There are ongoing resources for people with Alzheimer’s disease and other dementias, as well as for their loved ones.
EdenHill maintains a free monthly support group from noon to 1 p.m. on the third Wednesday of each month.
EdenHill also presents Caregiver Circle, educational gatherings in a safe social setting for people with dementia and their loved ones. The sessions are free and open to the public.
For an invitation to the support group or information about the Caregiver Circle, call 830-625-1327 or email [email protected]
The Alzheimer’s Association San Antonio and South Texas Chapter, serving 47 counties in South Texas, offers a variety of programs and support services for Alzheimer’s disease and associated dementias:
24/7 Helpline at 1-800-272-3900: The helpline is made up of highly trained professionals who can help you with a variety of issues including treatments and clinical trials, strategies for care and legal, financial and housing decisions. Information and references are made for local support, and translations into multiple languages are available.
ALZConnected is the premier online social networking community dedicated to anyone affected by Alzheimer’s disease.
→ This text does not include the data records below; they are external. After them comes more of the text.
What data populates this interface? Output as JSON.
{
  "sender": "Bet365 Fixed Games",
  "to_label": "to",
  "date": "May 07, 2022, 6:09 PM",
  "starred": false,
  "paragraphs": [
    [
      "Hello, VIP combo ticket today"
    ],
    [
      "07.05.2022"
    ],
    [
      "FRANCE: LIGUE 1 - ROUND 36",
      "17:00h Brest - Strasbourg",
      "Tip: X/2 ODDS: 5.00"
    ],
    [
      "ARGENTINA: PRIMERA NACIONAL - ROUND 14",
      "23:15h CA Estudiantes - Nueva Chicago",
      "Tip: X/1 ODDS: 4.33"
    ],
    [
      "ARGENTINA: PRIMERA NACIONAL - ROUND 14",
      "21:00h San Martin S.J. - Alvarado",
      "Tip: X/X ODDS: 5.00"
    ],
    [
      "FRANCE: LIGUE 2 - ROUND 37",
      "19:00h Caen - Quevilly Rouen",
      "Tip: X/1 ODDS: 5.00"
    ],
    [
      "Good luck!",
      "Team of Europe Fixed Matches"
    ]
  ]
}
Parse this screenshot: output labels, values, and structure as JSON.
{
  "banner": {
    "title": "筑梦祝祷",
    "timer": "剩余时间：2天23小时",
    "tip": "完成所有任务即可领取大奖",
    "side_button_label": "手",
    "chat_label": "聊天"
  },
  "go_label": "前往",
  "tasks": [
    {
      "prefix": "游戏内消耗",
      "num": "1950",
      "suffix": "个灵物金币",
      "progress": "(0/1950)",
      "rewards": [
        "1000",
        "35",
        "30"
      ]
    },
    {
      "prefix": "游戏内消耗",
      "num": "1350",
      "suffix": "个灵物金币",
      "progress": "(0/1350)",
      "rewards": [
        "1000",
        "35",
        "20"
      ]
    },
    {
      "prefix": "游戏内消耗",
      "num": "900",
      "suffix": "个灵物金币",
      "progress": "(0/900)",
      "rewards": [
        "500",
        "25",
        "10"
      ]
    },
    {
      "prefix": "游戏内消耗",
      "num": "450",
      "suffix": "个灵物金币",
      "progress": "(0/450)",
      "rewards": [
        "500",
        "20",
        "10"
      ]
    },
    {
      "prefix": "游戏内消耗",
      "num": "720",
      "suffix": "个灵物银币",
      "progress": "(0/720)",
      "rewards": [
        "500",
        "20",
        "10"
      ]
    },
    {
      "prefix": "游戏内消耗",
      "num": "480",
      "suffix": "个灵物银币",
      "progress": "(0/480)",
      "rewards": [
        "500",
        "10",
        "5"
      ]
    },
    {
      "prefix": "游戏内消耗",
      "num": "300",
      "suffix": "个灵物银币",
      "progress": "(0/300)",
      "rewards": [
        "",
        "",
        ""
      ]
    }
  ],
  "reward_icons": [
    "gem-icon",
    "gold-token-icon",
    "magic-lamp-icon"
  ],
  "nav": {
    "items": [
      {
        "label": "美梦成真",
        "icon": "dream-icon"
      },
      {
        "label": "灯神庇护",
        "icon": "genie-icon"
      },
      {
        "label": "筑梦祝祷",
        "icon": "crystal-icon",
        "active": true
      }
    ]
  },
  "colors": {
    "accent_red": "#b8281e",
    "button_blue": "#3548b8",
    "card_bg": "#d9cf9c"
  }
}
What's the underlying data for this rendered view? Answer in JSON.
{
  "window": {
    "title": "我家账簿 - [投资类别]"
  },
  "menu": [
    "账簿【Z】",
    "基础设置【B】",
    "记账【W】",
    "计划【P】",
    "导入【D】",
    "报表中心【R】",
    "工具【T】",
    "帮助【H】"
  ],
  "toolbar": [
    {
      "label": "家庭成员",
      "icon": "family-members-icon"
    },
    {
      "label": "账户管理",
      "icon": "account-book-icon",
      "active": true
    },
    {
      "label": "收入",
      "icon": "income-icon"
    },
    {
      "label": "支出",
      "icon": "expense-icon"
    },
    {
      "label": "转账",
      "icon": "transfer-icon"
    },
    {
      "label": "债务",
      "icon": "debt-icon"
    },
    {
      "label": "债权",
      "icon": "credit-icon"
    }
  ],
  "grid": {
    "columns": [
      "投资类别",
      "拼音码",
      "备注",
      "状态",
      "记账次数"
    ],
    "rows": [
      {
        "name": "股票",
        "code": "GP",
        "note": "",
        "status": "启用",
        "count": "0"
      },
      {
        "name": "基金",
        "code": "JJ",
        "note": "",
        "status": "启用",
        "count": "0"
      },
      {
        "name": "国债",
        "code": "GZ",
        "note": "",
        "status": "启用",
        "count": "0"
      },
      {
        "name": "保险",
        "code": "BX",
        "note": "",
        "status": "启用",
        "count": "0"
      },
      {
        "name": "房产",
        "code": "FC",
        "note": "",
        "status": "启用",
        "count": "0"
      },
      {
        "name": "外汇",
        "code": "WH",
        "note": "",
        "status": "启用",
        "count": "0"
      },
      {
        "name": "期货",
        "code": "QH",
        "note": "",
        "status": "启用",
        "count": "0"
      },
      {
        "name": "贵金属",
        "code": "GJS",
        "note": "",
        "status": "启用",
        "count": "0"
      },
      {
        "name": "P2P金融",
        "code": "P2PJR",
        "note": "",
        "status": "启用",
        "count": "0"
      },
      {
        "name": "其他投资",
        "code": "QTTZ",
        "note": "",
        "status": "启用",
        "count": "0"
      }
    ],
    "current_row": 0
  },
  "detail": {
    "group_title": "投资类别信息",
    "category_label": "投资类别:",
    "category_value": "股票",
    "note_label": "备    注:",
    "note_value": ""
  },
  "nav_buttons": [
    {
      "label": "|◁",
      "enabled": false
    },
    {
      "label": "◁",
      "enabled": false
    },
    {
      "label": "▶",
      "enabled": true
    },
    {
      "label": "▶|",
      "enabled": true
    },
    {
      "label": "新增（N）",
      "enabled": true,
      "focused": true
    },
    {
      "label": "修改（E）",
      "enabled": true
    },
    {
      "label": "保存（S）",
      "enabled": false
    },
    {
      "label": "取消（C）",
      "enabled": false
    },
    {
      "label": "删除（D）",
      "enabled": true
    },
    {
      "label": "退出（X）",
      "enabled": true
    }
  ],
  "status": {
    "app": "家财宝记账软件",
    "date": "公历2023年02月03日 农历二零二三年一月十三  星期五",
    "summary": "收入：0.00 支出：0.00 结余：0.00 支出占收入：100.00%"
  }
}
It provides a safe place for people to connect with others in similar situations 24 hours a day, 365 days a year. Visit www.alzconnected.org.
Alzheimer’s Navigator is an online assessment program provided by the Alzheimer’s Association to help caregivers and people with dementia assess their needs, take action, and connect to local programs and services. Visit www.alzheimersnavigtor.org.
The Alzheimer’s Association also offers free online education programs at training.alz.org. The programs are designed for people living with the disease, caregivers and anyone interested in learning more about dementia.